We demonstrate the inplane anisotropy of longitudinal thermal conductivities and the weak localization of magnons in a disordered screw-type spiral magnet on a square lattice. We consider a disordered spin system, described by a spin Hamiltonian for the antiferromagnetic Heisenberg interaction and the Dzyaloshinsky-Moriya interaction with the mean-field type potential of impurities. We derive longitudinal thermal conductivities for the disordered screw-type spiral magnet in the weak-localization regime by using the linear-response theory with the linear-spin-wave approximation and performing perturbation calculations. We show that the inplane longitudinal thermal conductivities are anisotropic due to the Dzyaloshinsky-Moriya interaction.
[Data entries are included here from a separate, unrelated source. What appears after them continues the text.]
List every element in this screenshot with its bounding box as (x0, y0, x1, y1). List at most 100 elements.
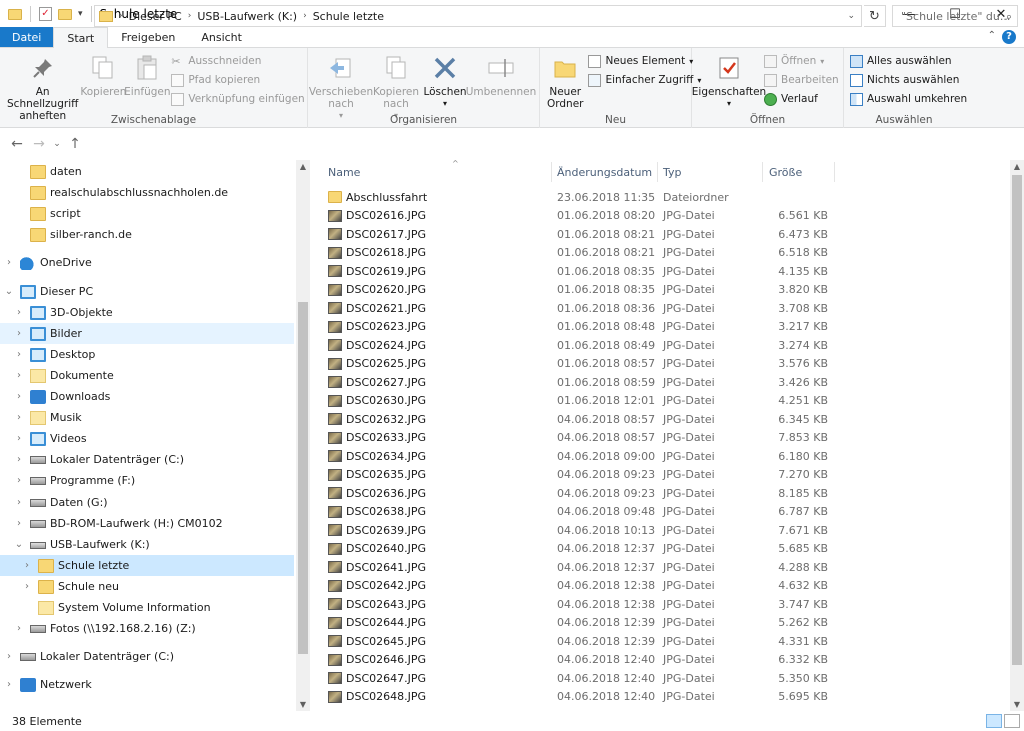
nav-item[interactable]: daten (0, 161, 294, 182)
expand-chevron-icon[interactable]: › (14, 433, 24, 444)
new-folder-icon[interactable] (58, 8, 72, 20)
scroll-up-arrow-icon[interactable]: ▲ (296, 162, 310, 171)
table-row[interactable]: DSC02640.JPG 04.06.2018 12:37 JPG-Datei 5.6… (322, 540, 1002, 559)
properties-button[interactable]: Eigenschaften ▾ (692, 51, 766, 112)
expand-chevron-icon[interactable]: › (14, 349, 24, 360)
table-row[interactable]: DSC02647.JPG 04.06.2018 12:40 JPG-Datei 5.3… (322, 669, 1002, 688)
breadcrumb-separator-icon[interactable]: › (188, 11, 192, 21)
copy-path-button[interactable]: Pfad kopieren (171, 72, 304, 88)
nav-item[interactable]: › Dokumente (0, 365, 294, 386)
table-row[interactable]: Abschlussfahrt 23.06.2018 11:35 Dateiordne… (322, 188, 1002, 207)
table-row[interactable]: DSC02634.JPG 04.06.2018 09:00 JPG-Datei 6.1… (322, 447, 1002, 466)
select-all-button[interactable]: Alles auswählen (850, 53, 967, 69)
rename-button[interactable]: Umbenennen (466, 51, 536, 100)
expand-chevron-icon[interactable]: › (14, 475, 24, 486)
paste-button[interactable]: Einfügen (124, 51, 171, 100)
history-button[interactable]: Verlauf (764, 91, 839, 107)
new-item-button[interactable]: Neues Element ▾ (588, 53, 701, 69)
nav-item[interactable]: script (0, 203, 294, 224)
expand-chevron-icon[interactable]: › (14, 370, 24, 381)
table-row[interactable]: DSC02624.JPG 01.06.2018 08:49 JPG-Datei 3.2… (322, 336, 1002, 355)
breadcrumb-item[interactable]: Schule letzte (313, 10, 384, 23)
table-row[interactable]: DSC02619.JPG 01.06.2018 08:35 JPG-Datei 4.1… (322, 262, 1002, 281)
nav-item[interactable]: System Volume Information (0, 597, 294, 618)
table-row[interactable]: DSC02641.JPG 04.06.2018 12:37 JPG-Datei 4.2… (322, 558, 1002, 577)
nav-item[interactable]: › Daten (G:) (0, 492, 294, 513)
new-folder-button[interactable]: Neuer Ordner (544, 51, 586, 112)
nav-item[interactable]: › Schule neu (0, 576, 294, 597)
table-row[interactable]: DSC02636.JPG 04.06.2018 09:23 JPG-Datei 8.1… (322, 484, 1002, 503)
scroll-down-arrow-icon[interactable]: ▼ (1010, 700, 1024, 709)
nav-item[interactable]: realschulabschlussnachholen.de (0, 182, 294, 203)
scroll-up-arrow-icon[interactable]: ▲ (1010, 162, 1024, 171)
table-row[interactable]: DSC02618.JPG 01.06.2018 08:21 JPG-Datei 6.5… (322, 244, 1002, 263)
file-list-scrollbar[interactable]: ▲ ▼ (1010, 160, 1024, 711)
nav-item[interactable]: › Fotos (\\192.168.2.16) (Z:) (0, 618, 294, 639)
refresh-button[interactable]: ↻ (864, 5, 886, 27)
nav-item[interactable]: › 3D-Objekte (0, 302, 294, 323)
breadcrumb-item[interactable]: USB-Laufwerk (K:) (197, 10, 297, 23)
table-row[interactable]: DSC02642.JPG 04.06.2018 12:38 JPG-Datei 4.6… (322, 577, 1002, 596)
address-bar[interactable]: › Dieser PC › USB-Laufwerk (K:) › Schule… (94, 5, 862, 27)
table-row[interactable]: DSC02616.JPG 01.06.2018 08:20 JPG-Datei 6.5… (322, 207, 1002, 226)
nav-item[interactable]: › Bilder (0, 322, 294, 344)
tab-datei[interactable]: Datei (0, 27, 54, 47)
nav-item[interactable]: › Netzwerk (0, 674, 294, 695)
nav-item[interactable]: ⌄ USB-Laufwerk (K:) (0, 534, 294, 555)
table-row[interactable]: DSC02645.JPG 04.06.2018 12:39 JPG-Datei 4.3… (322, 632, 1002, 651)
tab-start[interactable]: Start (53, 27, 109, 48)
minimize-ribbon-chevron-icon[interactable]: ⌃ (988, 30, 996, 41)
nav-item[interactable]: › Musik (0, 407, 294, 428)
nav-item[interactable]: silber-ranch.de (0, 224, 294, 245)
nav-item[interactable]: › Programme (F:) (0, 470, 294, 491)
edit-button[interactable]: Bearbeiten (764, 72, 839, 88)
table-row[interactable]: DSC02632.JPG 04.06.2018 08:57 JPG-Datei 6.3… (322, 410, 1002, 429)
nav-item[interactable]: › BD-ROM-Laufwerk (H:) CM0102 (0, 513, 294, 534)
copy-button[interactable]: Kopieren (80, 51, 126, 100)
table-row[interactable]: DSC02643.JPG 04.06.2018 12:38 JPG-Datei 3.7… (322, 595, 1002, 614)
expand-chevron-icon[interactable]: › (4, 679, 14, 690)
table-row[interactable]: DSC02646.JPG 04.06.2018 12:40 JPG-Datei 6.3… (322, 651, 1002, 670)
details-view-icon[interactable] (986, 714, 1002, 728)
column-divider[interactable] (551, 162, 552, 182)
table-row[interactable]: DSC02623.JPG 01.06.2018 08:48 JPG-Datei 3.2… (322, 318, 1002, 337)
recent-locations-chevron-icon[interactable]: ⌄ (50, 139, 64, 149)
expand-chevron-icon[interactable]: › (22, 560, 32, 571)
search-input[interactable]: "Schule letzte" du... ⌕ (892, 5, 1018, 27)
easy-access-button[interactable]: Einfacher Zugriff ▾ (588, 72, 701, 88)
properties-check-icon[interactable]: ✓ (39, 7, 52, 21)
forward-arrow-icon[interactable]: → (28, 136, 50, 152)
large-icons-view-icon[interactable] (1004, 714, 1020, 728)
collapse-chevron-icon[interactable]: ⌄ (4, 286, 14, 297)
table-row[interactable]: DSC02620.JPG 01.06.2018 08:35 JPG-Datei 3.8… (322, 281, 1002, 300)
expand-chevron-icon[interactable]: › (4, 257, 14, 268)
column-header-type[interactable]: Typ (663, 160, 758, 184)
table-row[interactable]: DSC02621.JPG 01.06.2018 08:36 JPG-Datei 3.7… (322, 299, 1002, 318)
table-row[interactable]: DSC02633.JPG 04.06.2018 08:57 JPG-Datei 7.8… (322, 429, 1002, 448)
customize-toolbar-caret-icon[interactable]: ▾ (78, 9, 83, 19)
table-row[interactable]: DSC02644.JPG 04.06.2018 12:39 JPG-Datei 5.2… (322, 614, 1002, 633)
column-header-size[interactable]: Größe (769, 160, 834, 184)
up-arrow-icon[interactable]: ↑ (64, 136, 86, 152)
column-divider[interactable] (834, 162, 835, 182)
nav-item[interactable]: › Lokaler Datenträger (C:) (0, 449, 294, 470)
navigation-pane-scrollbar[interactable]: ▲ ▼ (296, 160, 310, 711)
tab-freigeben[interactable]: Freigeben (108, 27, 188, 47)
table-row[interactable]: DSC02639.JPG 04.06.2018 10:13 JPG-Datei 7.6… (322, 521, 1002, 540)
expand-chevron-icon[interactable]: › (22, 581, 32, 592)
breadcrumb-separator-icon[interactable]: › (119, 11, 123, 21)
table-row[interactable]: DSC02627.JPG 01.06.2018 08:59 JPG-Datei 3.4… (322, 373, 1002, 392)
table-row[interactable]: DSC02635.JPG 04.06.2018 09:23 JPG-Datei 7.2… (322, 466, 1002, 485)
table-row[interactable]: DSC02625.JPG 01.06.2018 08:57 JPG-Datei 3.5… (322, 355, 1002, 374)
table-row[interactable]: DSC02648.JPG 04.06.2018 12:40 JPG-Datei 5.6… (322, 688, 1002, 707)
nav-item[interactable]: › Desktop (0, 344, 294, 365)
expand-chevron-icon[interactable]: › (14, 454, 24, 465)
nav-item[interactable]: › Videos (0, 428, 294, 449)
column-header-date[interactable]: Änderungsdatum (557, 160, 657, 184)
address-dropdown-chevron-icon[interactable]: ⌄ (847, 11, 855, 21)
column-divider[interactable] (762, 162, 763, 182)
nav-item[interactable]: › Lokaler Datenträger (C:) (0, 646, 294, 667)
expand-chevron-icon[interactable]: › (14, 518, 24, 529)
expand-chevron-icon[interactable]: › (14, 412, 24, 423)
expand-chevron-icon[interactable]: › (14, 391, 24, 402)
This anisotropy may be useful for experimentally estimating the magnitude of a ratio of the Dzyaloshinsky-Moriya interaction to the Heisenberg interaction. We also show that the main correction term gives a logarithmic suppression with the length scale due to the critical back scattering. This suggests that the weak localization of magnons is ubiquitous for the disordered two-dimensional magnets having global time-reversal symmetry. We finally discuss several implications for further research.